If you have gold in your IRA account, you have two options:
- You can take the gold and liquidate it in the future.
- You can liquidate the gold and withdraw it from your gold IRA account.
If you take the gold without liquidating it, you are required to pay the income tax on the value of the gold at the time of withdrawal, and you must also pay a 28 per cent capital gains tax on the metal whenever you liquidate it. However, if you liquidated the metal before you withdrew it from your IRA, you only need to pay an income tax after the withdrawal.
What Is Permitted In An IRA Account?
According to the rules of the IRS, bullion made of gold, palladium, platinum, and silver are allowed as investments in the IRA. The IRS permits only 24 karat gold coins and one-ounce silver coins minted in the US and some select countries, but the 22 karat purity American Eagle coin is exempted. However, US-minted coins must contain, one-tenth, one-quarter, one-half, or one ounce of gold before they can be accepted as an investment in an IRA.
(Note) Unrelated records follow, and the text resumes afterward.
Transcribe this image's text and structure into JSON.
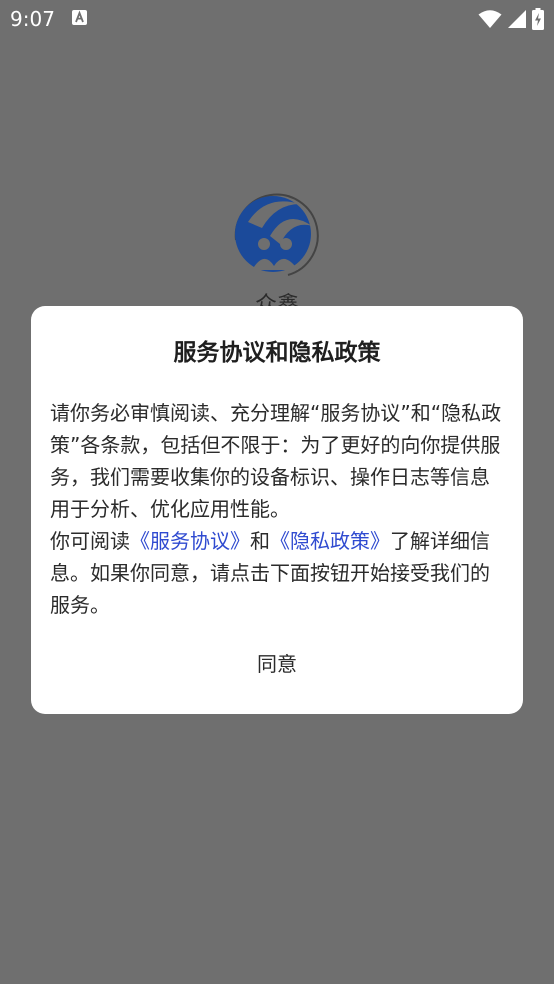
{
  "status_bar": {
    "time": "9:07",
    "icons": [
      "a-notification-icon",
      "wifi-icon",
      "signal-icon",
      "battery-icon"
    ]
  },
  "splash": {
    "app_name": "众鑫",
    "logo_colors": {
      "primary": "#1b4a9a",
      "ring": "#444444"
    }
  },
  "dialog": {
    "title": "服务协议和隐私政策",
    "paragraph1": "请你务必审慎阅读、充分理解“服务协议”和“隐私政策”各条款，包括但不限于：为了更好的向你提供服务，我们需要收集你的设备标识、操作日志等信息用于分析、优化应用性能。",
    "p2_prefix": "你可阅读",
    "service_link": "《服务协议》",
    "p2_and": "和",
    "privacy_link": "《隐私政策》",
    "p2_suffix": "了解详细信息。如果你同意，请点击下面按钮开始接受我们的服务。",
    "agree_label": "同意",
    "link_color": "#2f4ad0"
  },
  "colors": {
    "scrim": "#6f6f6f",
    "dialog_bg": "#ffffff",
    "text": "#2b2b2b"
  }
}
The IRS regulations prohibit the inclusion of alcoholic beverages, antiques, artwork, gems, stamps, collectable coins, and some other personal belongings as IRS investments.
The custodian is the administrator of an IRA account, and they play an important role regarding investing in precious metals with your IRA. It is the custodians who buy the precious metals and store them in a third party depository on behalf of IRA investors as IRA holders are not allowed to buy or take possession of precious metals. Your job as an IRA investor is to instruct your custodian to buy or sell off more gold to improve the outlook for your account.
The precious metals will be stored at a depository approved by the IRS, and you are required to pay an annual storage fee which is deducted from your IRA account. The precious metals will remain in the depository until you trade it for another type of investment or cash it in.
Contributing Limits To An IRA
You can only fund your IRA with cash, and it’s limited to an annual contribution of $5000 per annum. When you turn 50, the limit increases to $6000. You may also fund your IRA with a transfer or rollover of funds from another plan that’s compatible with the IRA such as a 401k plan. Discuss with your administrator before going ahead with this as the IRS rules on rollovers are stringent.
When you open a new IRA and you intend to rollover funds in another retirement plan, you must do a rollover within 60 days, after which the IRS will tax you as the transfer will be regarded as a withdrawal of your income.
While the general rule is that IRA account holders can’t access their funds before they turn 59 and a half years, the IRS makes some exception when:
- The IRA account holder becomes disabled
- The IRA owner becomes ill and does not have the money or insurance to cover hospital bills.
- The owner of the IRA dies, and the beneficiary starts to withdraw funds from the account.
- The IRA holder is out of unemployment and has no money for insurance.
- The IRA holder or a member of the holder’s immediate family need funds to finance qualified education. This rule covers tuition, instructional materials, room and board, and others.
- The IRS holder withdraws the same amount of money called substantially equal periodic payments throughout their life expectancy.
- The IRA possessor is allowed to withdraw up to $10,000 from the account to finance the purchase of his or her first home.
The information contained in this piece is a brief overview of what you need to know about the rules guiding the gold IRA account. The next course of action is to find a reputable custodian to help you invest in your gold IRA account.